Lower network costs and operating expenses led to YoY margin revival. Tcom recognized Rs1.5bn impairment in Neotel goodwill based on the ongoing exclusive discussion with Vodacom for entire stake sale in the company which offset to an extent the strong YoY EBIDTA performance.
New services continue to scale up
A portfolio of new services like CDN, enterprise and business video, mobile broadband etc posted gross US$ revenue growth of 27.4% yoy in FY14 while absolute EBIDTA loss also shrunk to US$22mn from US$32mn in FY13. The payment solutions subsidiary, TCPSL recorded a robust 38.3% revenue growth while EBIDTA loss declined to Rs907mn in FY14 from over Rs1.2bn in the previous year.

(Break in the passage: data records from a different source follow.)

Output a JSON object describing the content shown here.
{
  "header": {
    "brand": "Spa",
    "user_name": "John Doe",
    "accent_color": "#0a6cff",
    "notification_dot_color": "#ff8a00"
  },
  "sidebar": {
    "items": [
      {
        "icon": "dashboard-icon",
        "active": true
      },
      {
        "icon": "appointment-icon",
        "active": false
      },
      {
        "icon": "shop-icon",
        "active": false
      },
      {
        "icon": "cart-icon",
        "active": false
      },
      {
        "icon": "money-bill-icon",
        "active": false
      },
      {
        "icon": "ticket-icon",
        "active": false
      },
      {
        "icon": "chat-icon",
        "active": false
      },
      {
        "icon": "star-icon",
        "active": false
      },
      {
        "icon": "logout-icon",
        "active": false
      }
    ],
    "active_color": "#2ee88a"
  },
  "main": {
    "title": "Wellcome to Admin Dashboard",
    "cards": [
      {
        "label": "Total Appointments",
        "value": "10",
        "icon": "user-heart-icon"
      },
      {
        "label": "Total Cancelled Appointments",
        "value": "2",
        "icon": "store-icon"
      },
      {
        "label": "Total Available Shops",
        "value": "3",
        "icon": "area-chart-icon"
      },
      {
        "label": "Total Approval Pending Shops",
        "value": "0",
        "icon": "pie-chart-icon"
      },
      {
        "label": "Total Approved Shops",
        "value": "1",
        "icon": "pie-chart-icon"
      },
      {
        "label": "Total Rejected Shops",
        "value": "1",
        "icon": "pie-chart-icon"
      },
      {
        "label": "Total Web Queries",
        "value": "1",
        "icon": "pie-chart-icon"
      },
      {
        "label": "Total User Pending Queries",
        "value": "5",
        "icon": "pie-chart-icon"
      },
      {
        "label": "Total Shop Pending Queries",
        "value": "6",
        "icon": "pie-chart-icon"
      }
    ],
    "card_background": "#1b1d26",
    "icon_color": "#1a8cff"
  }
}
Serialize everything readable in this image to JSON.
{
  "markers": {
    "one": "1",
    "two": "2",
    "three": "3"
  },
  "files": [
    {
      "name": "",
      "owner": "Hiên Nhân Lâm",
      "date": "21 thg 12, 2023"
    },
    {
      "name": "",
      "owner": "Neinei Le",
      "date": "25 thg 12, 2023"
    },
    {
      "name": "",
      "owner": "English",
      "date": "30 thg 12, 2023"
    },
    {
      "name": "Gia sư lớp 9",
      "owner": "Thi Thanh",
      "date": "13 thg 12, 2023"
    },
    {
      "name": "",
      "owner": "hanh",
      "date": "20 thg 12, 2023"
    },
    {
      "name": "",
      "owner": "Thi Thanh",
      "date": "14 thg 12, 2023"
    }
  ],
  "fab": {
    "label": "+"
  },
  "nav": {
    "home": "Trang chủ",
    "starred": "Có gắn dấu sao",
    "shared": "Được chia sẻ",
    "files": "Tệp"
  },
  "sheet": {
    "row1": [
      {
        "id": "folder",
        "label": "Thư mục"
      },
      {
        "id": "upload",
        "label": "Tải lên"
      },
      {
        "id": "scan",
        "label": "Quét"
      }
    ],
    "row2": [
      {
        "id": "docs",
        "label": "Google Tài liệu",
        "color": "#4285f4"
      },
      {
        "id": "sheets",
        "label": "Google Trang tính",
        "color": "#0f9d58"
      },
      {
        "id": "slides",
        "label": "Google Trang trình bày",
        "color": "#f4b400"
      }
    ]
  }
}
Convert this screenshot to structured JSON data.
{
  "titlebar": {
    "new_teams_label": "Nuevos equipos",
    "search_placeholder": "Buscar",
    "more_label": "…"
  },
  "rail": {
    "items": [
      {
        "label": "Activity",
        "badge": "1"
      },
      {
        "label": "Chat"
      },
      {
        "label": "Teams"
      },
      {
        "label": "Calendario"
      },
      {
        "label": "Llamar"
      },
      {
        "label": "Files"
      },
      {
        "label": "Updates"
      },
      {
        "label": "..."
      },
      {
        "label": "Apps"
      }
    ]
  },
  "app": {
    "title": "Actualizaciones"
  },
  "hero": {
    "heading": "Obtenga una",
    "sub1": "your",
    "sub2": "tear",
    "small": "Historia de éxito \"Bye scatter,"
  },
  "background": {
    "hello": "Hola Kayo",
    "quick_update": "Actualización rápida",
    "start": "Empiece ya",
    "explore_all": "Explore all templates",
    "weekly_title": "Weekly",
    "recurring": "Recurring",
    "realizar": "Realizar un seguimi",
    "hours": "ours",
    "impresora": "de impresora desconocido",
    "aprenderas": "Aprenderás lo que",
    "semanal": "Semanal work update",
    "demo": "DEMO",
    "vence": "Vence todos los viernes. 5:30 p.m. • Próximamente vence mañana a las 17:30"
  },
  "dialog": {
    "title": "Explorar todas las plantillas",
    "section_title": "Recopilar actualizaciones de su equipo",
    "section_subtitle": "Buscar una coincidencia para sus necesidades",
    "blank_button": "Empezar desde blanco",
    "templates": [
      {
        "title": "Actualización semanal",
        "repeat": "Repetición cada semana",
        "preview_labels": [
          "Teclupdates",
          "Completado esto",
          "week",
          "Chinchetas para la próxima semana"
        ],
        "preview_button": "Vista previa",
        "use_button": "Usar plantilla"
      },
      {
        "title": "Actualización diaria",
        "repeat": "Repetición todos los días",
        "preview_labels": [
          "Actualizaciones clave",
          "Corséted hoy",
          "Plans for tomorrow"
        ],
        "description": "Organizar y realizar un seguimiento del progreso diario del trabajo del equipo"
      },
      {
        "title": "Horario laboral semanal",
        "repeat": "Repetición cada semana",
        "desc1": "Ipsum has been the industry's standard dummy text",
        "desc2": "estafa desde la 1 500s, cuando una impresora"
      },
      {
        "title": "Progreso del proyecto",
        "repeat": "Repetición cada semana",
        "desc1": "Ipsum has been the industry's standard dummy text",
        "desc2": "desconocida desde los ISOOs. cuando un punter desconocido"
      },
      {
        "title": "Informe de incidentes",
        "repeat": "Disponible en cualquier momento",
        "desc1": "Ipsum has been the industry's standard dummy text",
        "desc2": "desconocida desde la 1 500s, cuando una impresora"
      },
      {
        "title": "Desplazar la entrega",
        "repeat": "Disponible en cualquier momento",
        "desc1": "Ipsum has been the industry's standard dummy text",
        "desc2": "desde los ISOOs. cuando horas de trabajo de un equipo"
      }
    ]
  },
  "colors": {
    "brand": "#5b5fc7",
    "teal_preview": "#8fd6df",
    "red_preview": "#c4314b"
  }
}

|Revenues||Q4 FY14||Q3 FY14||% qoq||Q4 FY13||% yoy||FY14||% yoy|
|Data & Managed scvs||20,926||20,475||2.2||17,463||19.8||79,256||17.4|
|South Africa ops||6,355||5,183||22.6||4,641||36.9||21,631||14.7|
|EBIT||Q4 FY14||Q3 FY14||% qoq||Q4 FY13||% yoy||FY14||% yoy|
|Data & Managed scvs||13,413||12,829||4.5||10,485||27.9||49,317||17.3|
|South Africa ops||1,347||1,456||(7.5)||217||519.9||4,356||746.1|
Remain positive on growth and valuation; retain BUY
Tcom’s voice business remains cash cow (US$141mn in FY14, up 15.6% yoy) while data too seems to have turn a corner in terms of cash generation in FY14. Core business capex intensity is also trending lower to 8.8% from 10.4% in FY13. We revisit our estimates post FY14 results but retain our positive stance on the growth as well margin outlook especially on the data side. Tweak FY15/16 forecasts but retain BUY based on 9-12mth SOTP target of Rs340.